Cuatro esquinitas tiene mi cama, cuatro angelitos que me la guardan.
En ese momento, cuando conseguí volver a dormirme, me alegré de haber conocido a áquel tipo. Situación: a las tres de la mañana de un lunes, mi cama decide que hasta aquí hemos llegado: adiós muchachos. Cayó en mi casa por casualidad, ha sido una fiel compañera en muchos pisos, mudanzas e incluso almacenes temporales. La cama ha sobrevivido a cinco casas, dos ciudades, un cambio de bici, de universidad, de novia y hasta de tema de tesis. Junto con la caja de herramientas, el reloj de pared y la librería.
Con sólo una pata de la cama rota (cuatro patas rotas permitirían poner el colchón sobre el suelo) me acordé de él, y de de su cama, siempre con cuatro montones de libros como patas. Nunca los tomos de Tolkien, Grass o Mann le habían sido tan útiles, decía. A Platón y a Nietzsche los iba intercambiando, de la cama a la librería, según su estado de ánimo.
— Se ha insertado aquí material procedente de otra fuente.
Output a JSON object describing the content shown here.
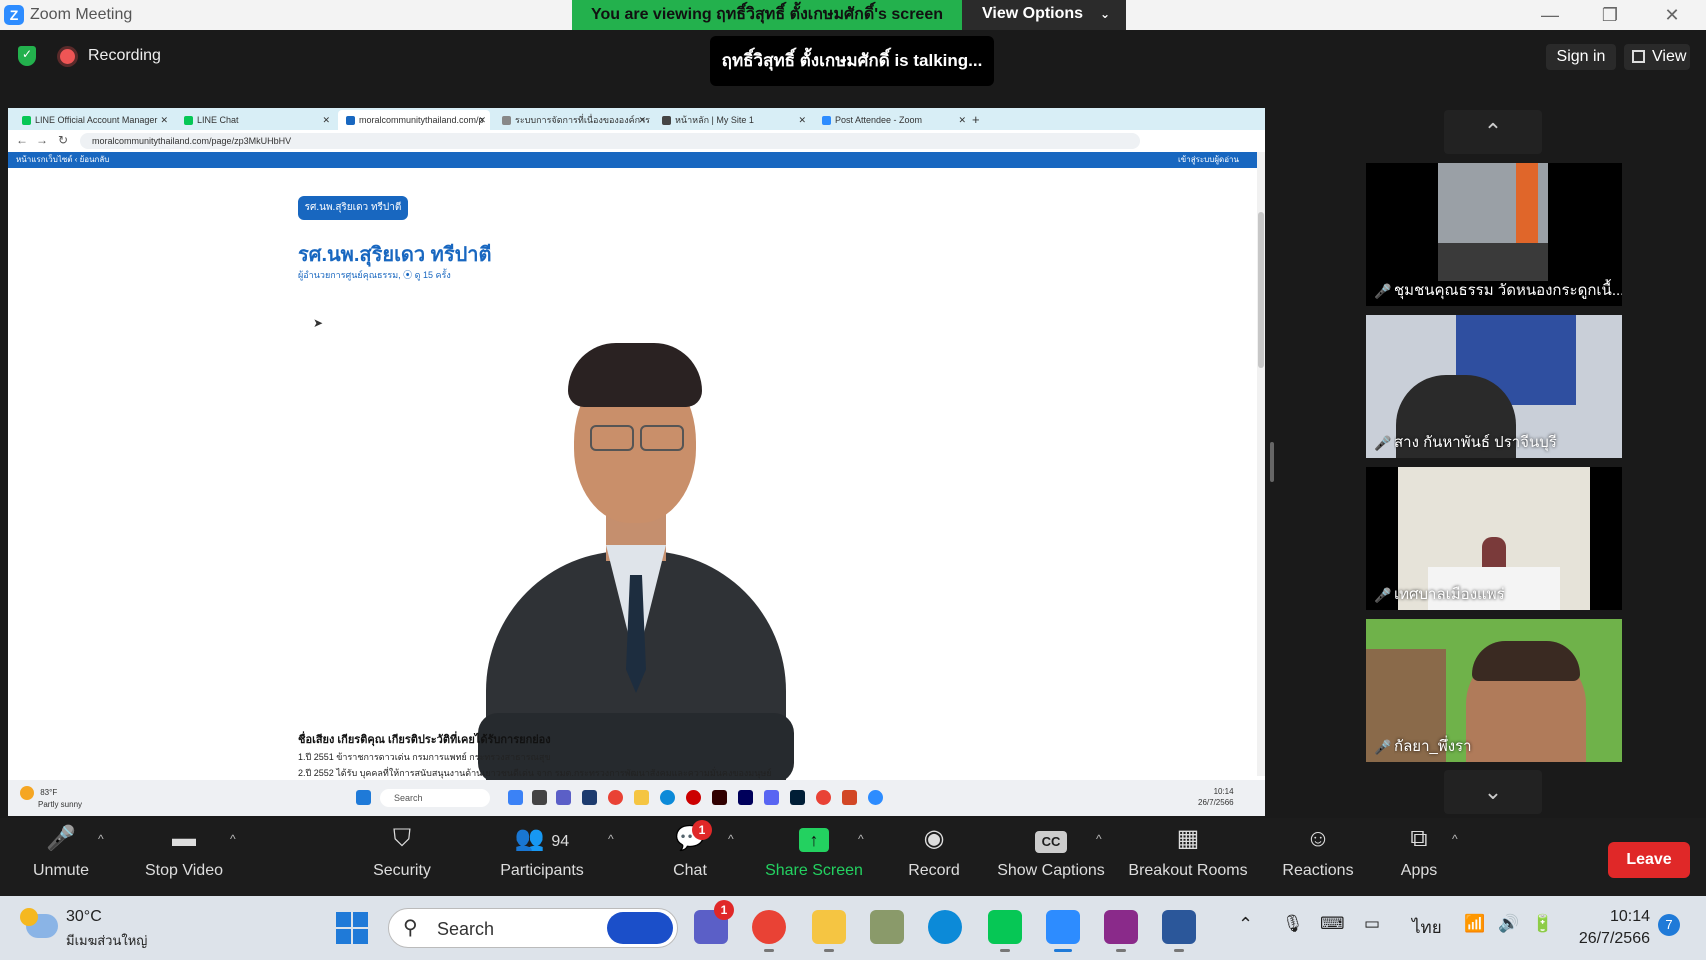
{
  "window": {
    "app_title": "Zoom Meeting",
    "viewing_banner": "You are viewing ฤทธิ์วิสุทธิ์ ตั้งเกษมศักดิ์'s screen",
    "view_options": "View Options",
    "talking": "ฤทธิ์วิสุทธิ์ ตั้งเกษมศักดิ์ is talking...",
    "recording": "Recording",
    "sign_in": "Sign in",
    "view": "View",
    "minimize": "—",
    "restore": "❐",
    "close": "✕"
  },
  "shared_screen": {
    "tabs": [
      {
        "label": "LINE Official Account Manager",
        "color": "#06c755"
      },
      {
        "label": "LINE Chat",
        "color": "#06c755"
      },
      {
        "label": "moralcommunitythailand.com/p",
        "color": "#1867c0"
      },
      {
        "label": "ระบบการจัดการที่เนื่องขององค์การ",
        "color": "#888888"
      },
      {
        "label": "หน้าหลัก | My Site 1",
        "color": "#444444"
      },
      {
        "label": "Post Attendee - Zoom",
        "color": "#2d8cff"
      }
    ],
    "new_tab": "+",
    "url": "moralcommunitythailand.com/page/zp3MkUHbHV",
    "site_nav": "หน้าแรกเว็บไซต์ ‹ ย้อนกลับ",
    "site_login": "เข้าสู่ระบบผู้ดอ่าน",
    "pill": "รศ.นพ.สุริยเดว ทรีปาตี",
    "title": "รศ.นพ.สุริยเดว ทรีปาตี",
    "subtitle": "ผู้อำนวยการศูนย์คุณธรรม, ⦿ ดู 15 ครั้ง",
    "bio_heading": "ชื่อเสียง เกียรติคุณ เกียรติประวัติที่เคยได้รับการยกย่อง",
    "bio_lines": [
      "1.ปี 2551 ข้าราชการดาวเด่น กรมการแพทย์ กระทรวงสาธารณสุข",
      "2.ปี 2552 ได้รับ บุคคลที่ให้การสนับสนุนงานด้านเยาวชนดีเด่น จาก รมต.กระทรวงการพัฒนาสังคมและความมั่นคงของมนุษย์"
    ],
    "taskbar": {
      "weather_temp": "83°F",
      "weather_cond": "Partly sunny",
      "search": "Search",
      "time": "10:14",
      "date": "26/7/2566"
    }
  },
  "gallery": {
    "up": "⌃",
    "down": "⌄",
    "participants": [
      {
        "name": "ชุมชนคุณธรรม วัดหนองกระดูกเนื้..."
      },
      {
        "name": "สาง กันหาพันธ์ ปราจีนบุรี"
      },
      {
        "name": "เทศบาลเมืองแพร่"
      },
      {
        "name": "กัลยา_พึ่งรา"
      }
    ]
  },
  "toolbar": {
    "unmute": "Unmute",
    "stop_video": "Stop Video",
    "security": "Security",
    "participants": "Participants",
    "participants_count": "94",
    "chat": "Chat",
    "chat_badge": "1",
    "share_screen": "Share Screen",
    "record": "Record",
    "show_captions": "Show Captions",
    "captions_icon": "CC",
    "breakout_rooms": "Breakout Rooms",
    "reactions": "Reactions",
    "apps": "Apps",
    "leave": "Leave",
    "share_color": "#23d160"
  },
  "taskbar": {
    "temp": "30°C",
    "condition": "มีเมฆส่วนใหญ่",
    "search": "Search",
    "teams_badge": "1",
    "lang": "ไทย",
    "time": "10:14",
    "date": "26/7/2566",
    "notifications": "7"
  }
}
Cierro los ojos y repaso la selección de libros que -hoy más que nunca- me van a ayudar a dormir. Una antología de poesía alemana -poco ojeada desde que la saqué de una caja de frutas un mercadillo en Berlín-, el Tambor de Hojalata que no he tocado desde que lo compré en Weimar (Günter Grass, gran productor de ladrillos), un libro sobre fisicoquímica que abro menos de lo que debería y para el ajuste fino, las 96 páginas la constitución alemana, también caída en mis manos sin yo quererlo. Debería leer más.